Democracy can kill. This is one of the conclusions of a distinguished professor of both law and sociology, David Garland of New York University, in a magnificently thorough and even-handed book on the death penalty in modern America.
What he means is part of his answer as to why most of the US states retain the death penalty, when all the other mature Western nations abolished it 30 years ago. It is, he says, because the US is democratic at a grass-roots level, and most people in most countries, even those who’ve abolished judicial executions, believe in capital punishment. In Western Europe, for example, the death penalty was abolished “from the top down” — in other words well-educated liberals high up in government made sure it was prohibited. But in the US, politicians in the 35 states that retain the death penalty know that if they came out against the punishment they would lose considerable support in their constituencies. So they keep quiet, and the supreme penalty is as a result enacted today with, in Professor Garland’s words, “an awkwardness, an anxiety, and sometimes a palpable embarrassment”.

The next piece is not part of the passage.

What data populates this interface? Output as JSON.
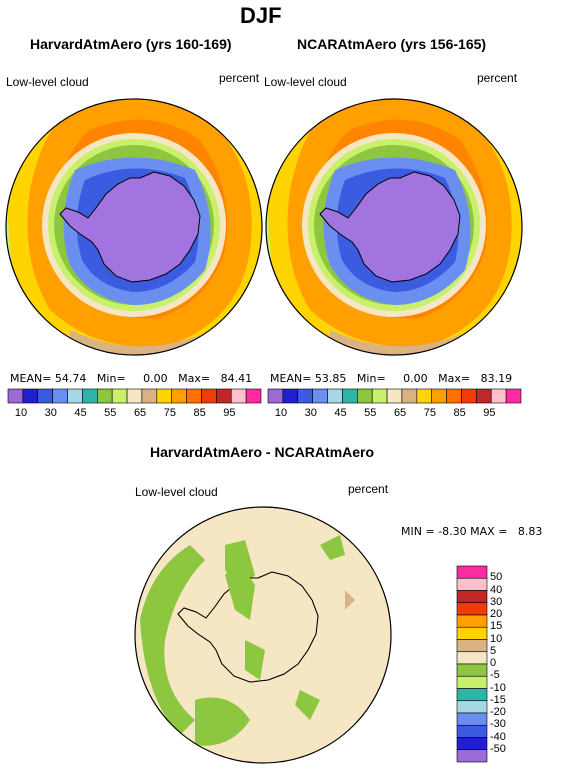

The fascination, albeit at times grisly, of this book lies in the details. Garland’s general position is that the US is not more barbarous than its European counterparts, but is instead traveling along the same abolitionist path they traveled, if more slowly. All executions were banned in 1968, for example, but then the practice was revived nine years later.
Executions remain commonest in the south, and the parallel with lynchings is considered at length. Those horrific acts of unpunished popular retribution, committed by whites against black males suspected of rapes of white women, make one of the ugliest episodes in US history. Many thousands occurred between 1890 and 1940. Legal trials in the same situations were not much better, Garland remarks, with the same whites often in charge on both occasions. But statistics do not entirely support comparisons with modern execution. Even though poorly-represented blacks accused of atrocious crimes against whites are most likely to be sentenced to death, and a disproportionate number of blacks are executed in proportion to their overall numbers, most serial killers (for instance) are nevertheless in fact white.
The figures are that around 60 executions are carried out in the US every year — 20th century highs were 98 in 1999, and 199 in 1935. Since the reintroduction of judicial killing in 1976, there have been 1,193 executions, over a third of them in Texas.
Michigan abolished the practice entirely in 1846. Of the 35 states that retain the penalty, a third rarely or never use it, a third have large death-row populations but relatively few actual executions, and a third regularly impose death sentences and regularly carry them out.
Elsewhere, a few advanced industrialized countries still retain the penalty, including Taiwan, Japan and India. But most have abolished it — Portugal in 1867, followed by Norway, Sweden, the Netherlands and Belgium. Today, no country can be an EU member if it retains capital punishment.
Generally European history displays an increasing humanity. Judicial torture was extensively banned in the later 18th century, the exhibition of executed bodies in the early 19th, and public executions in the mid-19th, though France continued guillotining in public until 1939. The last public execution in the UK was in 1868, and in the US (in Missouri) in 1937.